Deste modo, podemos perceber que há uma demanda forte de que os professores, na sua prática docente, trabalhem com os números, o que certamente exige uma atenção especial nos currículos da licenciatura em matemática. Esse trabalho envolve conceitos e procedimentos que pressupõem conhecimentos de Teoria dos Números.

Os Parâmetros Curriculares Nacionais para o Ensino Médio, com relação ao estudo de números, sugerem que haja espaço para o aprofundamento desses conhecimentos, integrados a outros conceitos, numa perspectiva sócio-histórica e de resolução de problemas. (PCN – Ensino Médio - v.3, p.89). Um dos três temas ou eixos estruturadores propostos é Álgebra:

números e funções, em que se deixa claro que a ênfase no estudo dos números recai sobre os

reais:

No ensino médio, esse tema trata de números e variáveis em conjuntos infinitos e quase sempre contínuos, no sentido de serem completos. Os objetos de estudo são os campos numéricos dos números reais e, eventualmente, os números complexos e as funções e equações de variáveis ou incógnitas reais. (PCN + , 2002, p. 120)

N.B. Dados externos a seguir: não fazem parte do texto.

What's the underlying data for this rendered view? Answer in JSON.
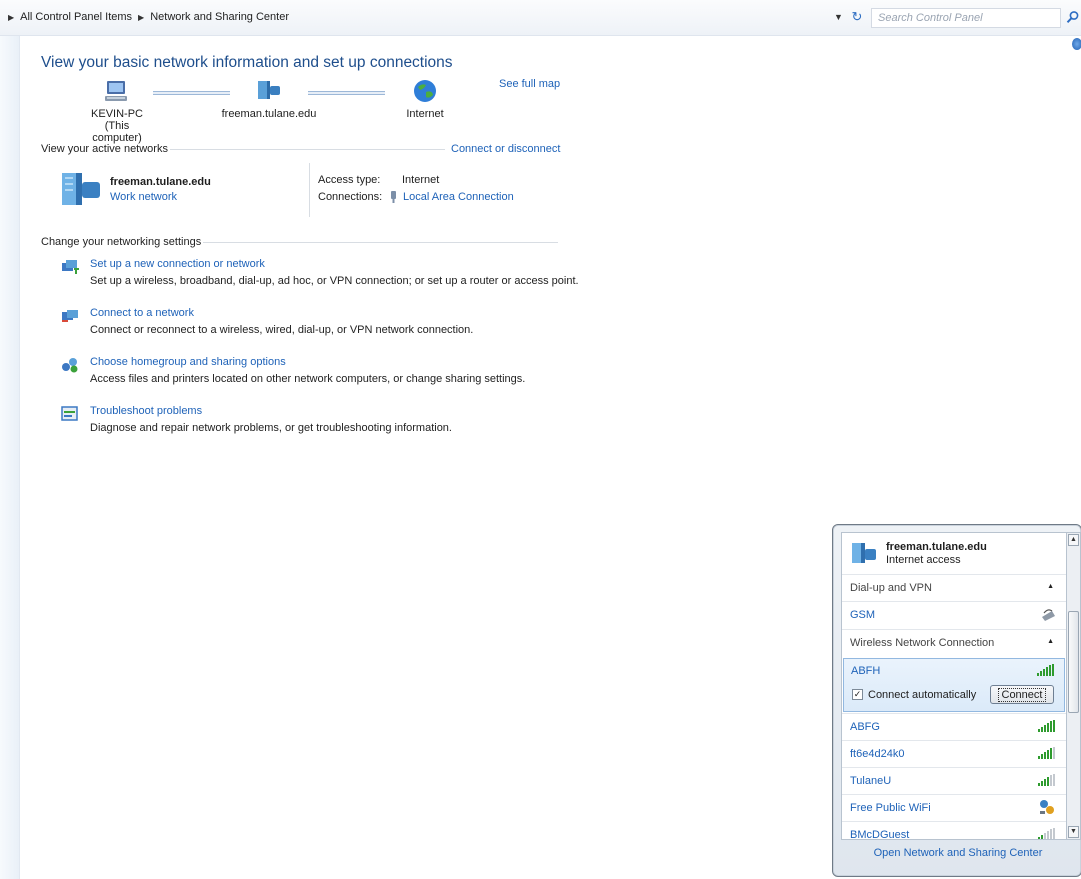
{
  "breadcrumb": {
    "items": [
      "All Control Panel Items",
      "Network and Sharing Center"
    ]
  },
  "search": {
    "placeholder": "Search Control Panel"
  },
  "main": {
    "title": "View your basic network information and set up connections",
    "see_full_map": "See full map",
    "map": {
      "computer_name": "KEVIN-PC",
      "computer_sub": "(This computer)",
      "network_name": "freeman.tulane.edu",
      "internet": "Internet"
    },
    "active": {
      "heading": "View your active networks",
      "connect_link": "Connect or disconnect",
      "network_name": "freeman.tulane.edu",
      "network_type": "Work network",
      "access_label": "Access type:",
      "access_value": "Internet",
      "connections_label": "Connections:",
      "connections_value": "Local Area Connection"
    },
    "settings": {
      "heading": "Change your networking settings",
      "tasks": [
        {
          "title": "Set up a new connection or network",
          "desc": "Set up a wireless, broadband, dial-up, ad hoc, or VPN connection; or set up a router or access point."
        },
        {
          "title": "Connect to a network",
          "desc": "Connect or reconnect to a wireless, wired, dial-up, or VPN network connection."
        },
        {
          "title": "Choose homegroup and sharing options",
          "desc": "Access files and printers located on other network computers, or change sharing settings."
        },
        {
          "title": "Troubleshoot problems",
          "desc": "Diagnose and repair network problems, or get troubleshooting information."
        }
      ]
    }
  },
  "flyout": {
    "current_name": "freeman.tulane.edu",
    "current_status": "Internet access",
    "dialup_header": "Dial-up and VPN",
    "gsm": "GSM",
    "wireless_header": "Wireless Network Connection",
    "selected": "ABFH",
    "connect_auto": "Connect automatically",
    "connect_button": "Connect",
    "networks": [
      "ABFG",
      "ft6e4d24k0",
      "TulaneU",
      "Free Public WiFi",
      "BMcDGuest"
    ],
    "footer": "Open Network and Sharing Center"
  },
  "colors": {
    "link": "#1e62b8",
    "title": "#1e4e8c",
    "selection": "#dbeaf9"
  }
}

Sobre essa proposta, é necessário ponderar que muitos problemas são modelados no conjunto dos inteiros e não no conjunto dos números reais. É o caso do estudo das seqüências, que é sugerido como um tema a ser abordado conectado à idéia de função. Esse assunto pode ser, inclusive, uma oportunidade para se trabalhar com a idéia de recorrência, caracterizadora do conjunto dos números inteiros positivos. Nesse nível de ensino, nenhum tópico está explicitamente ligado à Teoria Elementar dos Números, cuja presença poderia oportunizar o desenvolvimento de competências como a de investigação e compreensão, que é uma das três grandes competências proposta para a área de Ciências da Natureza, Matemática e suas Tecnologias.

Assim, os PCN de matemática apresentam diretrizes para a escola básica que incorporam discussões e pesquisas no campo da Educação Matemática, entretanto estão subjacentes idéias que ainda demandam pesquisas como a discussão dos aspectos caracterizadores do conjunto dos inteiros e o seu ensino e aprendizagem; as relações álgebra e

aritmética; as visões de álgebra, enfim qual a álgebra a ser ensinada. Essas questões, dentre outras, como a formação de conceitos, a evolução histórica e epistemológica destes conceitos, as práticas escolares envolvidas no ensino desses temas, certamente têm implicações na formação do professor e justificam pesquisas relacionadas à educação algébrica, tanto na escola básica como na formação de professores.